Sharing Latour’s background in philosophy, I knew exactly what he was driving at: Many philosophers – but not only them – presume that the rigour associated with both popular and technical scientific rhetoric implies something extraordinary about scientists’ relationship to reality. Latour’s quite straightforward empirical conclusion was that these words have force only if they are backed up with indefinitely extended networks of people, places and things. The interesting question then is how do those networks get forged and remain durable. The fancy scientific words themselves don’t necessarily pick up anything special happening in the laboratory, which, truth to be told, looks more like a loosely managed factory than a sacred crucible of knowledge production.

Perhaps you can see why the knee-jerk response of many scientists was to regard Latour as ‘anti-science’. It was a complete misunderstanding. Yes, in a sense Latour wanted to cut scientists down to size, but it was for their own – and society’s – good. Scientists cannot possibly live up to the hype that would have them save the world with their superior knowledge – at least given science’s very chequered track record in the 20th century. However, a more modest conception of science whose success depends on more than mere ideas and words but on others willing to act on the basis of what scientists say and do has done an exemplary job of, so to speak, ‘domesticating’ science as a public policy concern. Quite deservedly Latour has been duly recognized in France for this achievement, which continues to exert considerable influence in state-funded ‘public understanding of science’ initiatives in this country and elsewhere.

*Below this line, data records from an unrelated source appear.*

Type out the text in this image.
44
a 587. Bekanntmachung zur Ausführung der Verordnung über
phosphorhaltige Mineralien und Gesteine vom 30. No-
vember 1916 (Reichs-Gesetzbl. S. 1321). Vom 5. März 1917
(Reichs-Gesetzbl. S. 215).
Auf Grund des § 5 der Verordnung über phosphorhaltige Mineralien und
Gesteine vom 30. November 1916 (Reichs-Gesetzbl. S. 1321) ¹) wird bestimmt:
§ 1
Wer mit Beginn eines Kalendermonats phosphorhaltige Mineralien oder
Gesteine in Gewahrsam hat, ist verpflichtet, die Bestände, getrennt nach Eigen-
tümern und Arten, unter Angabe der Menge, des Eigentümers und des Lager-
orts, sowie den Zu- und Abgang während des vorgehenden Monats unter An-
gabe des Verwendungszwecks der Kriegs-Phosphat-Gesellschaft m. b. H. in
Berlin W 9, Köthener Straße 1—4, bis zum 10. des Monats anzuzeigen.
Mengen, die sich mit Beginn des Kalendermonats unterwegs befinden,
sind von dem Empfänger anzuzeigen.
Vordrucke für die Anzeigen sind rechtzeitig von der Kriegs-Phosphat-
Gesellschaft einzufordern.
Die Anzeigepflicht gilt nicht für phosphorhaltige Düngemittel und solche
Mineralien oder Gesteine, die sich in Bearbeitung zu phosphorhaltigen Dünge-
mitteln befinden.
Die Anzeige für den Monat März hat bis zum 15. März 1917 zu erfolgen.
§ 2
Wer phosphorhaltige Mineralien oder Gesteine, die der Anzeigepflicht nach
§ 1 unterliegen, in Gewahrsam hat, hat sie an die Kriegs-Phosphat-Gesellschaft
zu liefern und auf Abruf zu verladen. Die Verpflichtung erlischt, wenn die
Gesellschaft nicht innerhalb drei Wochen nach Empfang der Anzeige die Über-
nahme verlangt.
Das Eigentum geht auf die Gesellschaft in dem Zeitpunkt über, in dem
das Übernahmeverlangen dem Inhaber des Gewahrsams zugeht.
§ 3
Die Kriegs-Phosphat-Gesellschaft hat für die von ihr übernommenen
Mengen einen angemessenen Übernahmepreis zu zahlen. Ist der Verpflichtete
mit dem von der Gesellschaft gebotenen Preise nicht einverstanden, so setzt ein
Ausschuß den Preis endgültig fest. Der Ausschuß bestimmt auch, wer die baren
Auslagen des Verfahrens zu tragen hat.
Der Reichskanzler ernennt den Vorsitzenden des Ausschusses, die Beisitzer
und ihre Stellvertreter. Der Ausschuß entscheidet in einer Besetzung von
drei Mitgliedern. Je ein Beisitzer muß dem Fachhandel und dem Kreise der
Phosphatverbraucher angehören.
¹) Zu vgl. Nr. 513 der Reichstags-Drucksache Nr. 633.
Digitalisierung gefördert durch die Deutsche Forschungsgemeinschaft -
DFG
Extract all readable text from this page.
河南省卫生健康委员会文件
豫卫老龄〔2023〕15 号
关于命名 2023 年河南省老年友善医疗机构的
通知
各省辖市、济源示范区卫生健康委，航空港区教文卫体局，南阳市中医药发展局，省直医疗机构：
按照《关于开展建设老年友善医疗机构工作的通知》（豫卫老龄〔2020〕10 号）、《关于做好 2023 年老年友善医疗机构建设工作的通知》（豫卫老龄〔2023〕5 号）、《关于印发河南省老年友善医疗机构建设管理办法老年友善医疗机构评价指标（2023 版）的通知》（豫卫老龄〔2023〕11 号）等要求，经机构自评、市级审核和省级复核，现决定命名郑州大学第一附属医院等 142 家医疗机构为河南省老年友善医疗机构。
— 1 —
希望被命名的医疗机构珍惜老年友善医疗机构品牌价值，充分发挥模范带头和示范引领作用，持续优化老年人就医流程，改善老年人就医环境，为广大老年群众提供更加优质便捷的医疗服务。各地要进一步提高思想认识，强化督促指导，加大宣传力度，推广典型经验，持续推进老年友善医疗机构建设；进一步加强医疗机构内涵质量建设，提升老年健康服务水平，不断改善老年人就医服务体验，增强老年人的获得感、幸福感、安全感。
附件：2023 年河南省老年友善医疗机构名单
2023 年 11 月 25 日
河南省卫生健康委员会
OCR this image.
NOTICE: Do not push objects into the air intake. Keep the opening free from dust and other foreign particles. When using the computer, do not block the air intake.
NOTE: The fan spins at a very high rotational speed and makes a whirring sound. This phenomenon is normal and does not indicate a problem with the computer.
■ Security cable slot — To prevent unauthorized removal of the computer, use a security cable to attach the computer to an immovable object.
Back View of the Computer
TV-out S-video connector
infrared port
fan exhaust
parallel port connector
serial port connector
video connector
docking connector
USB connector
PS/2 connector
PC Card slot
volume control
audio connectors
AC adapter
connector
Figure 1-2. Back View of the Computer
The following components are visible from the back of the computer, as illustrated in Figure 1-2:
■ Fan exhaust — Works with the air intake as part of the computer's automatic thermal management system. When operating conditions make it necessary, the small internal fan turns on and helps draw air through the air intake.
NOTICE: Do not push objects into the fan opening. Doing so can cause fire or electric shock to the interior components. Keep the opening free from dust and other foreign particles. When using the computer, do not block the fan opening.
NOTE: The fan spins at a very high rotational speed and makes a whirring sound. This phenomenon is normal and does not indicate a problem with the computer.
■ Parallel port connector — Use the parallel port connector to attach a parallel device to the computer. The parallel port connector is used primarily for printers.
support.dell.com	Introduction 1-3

As you can imagine from even in this short address, Latour has never been one to shy away from controversy, sometimes quite heated and unfair. But even if you end up disagreeing with much of what he says, Latour more than deserves this honorary degree for consistently exhibiting a quality that is all too lacking in today’s academic culture: grace under fire. He is always more civilised than his opponents, always instructive, and sometimes even right.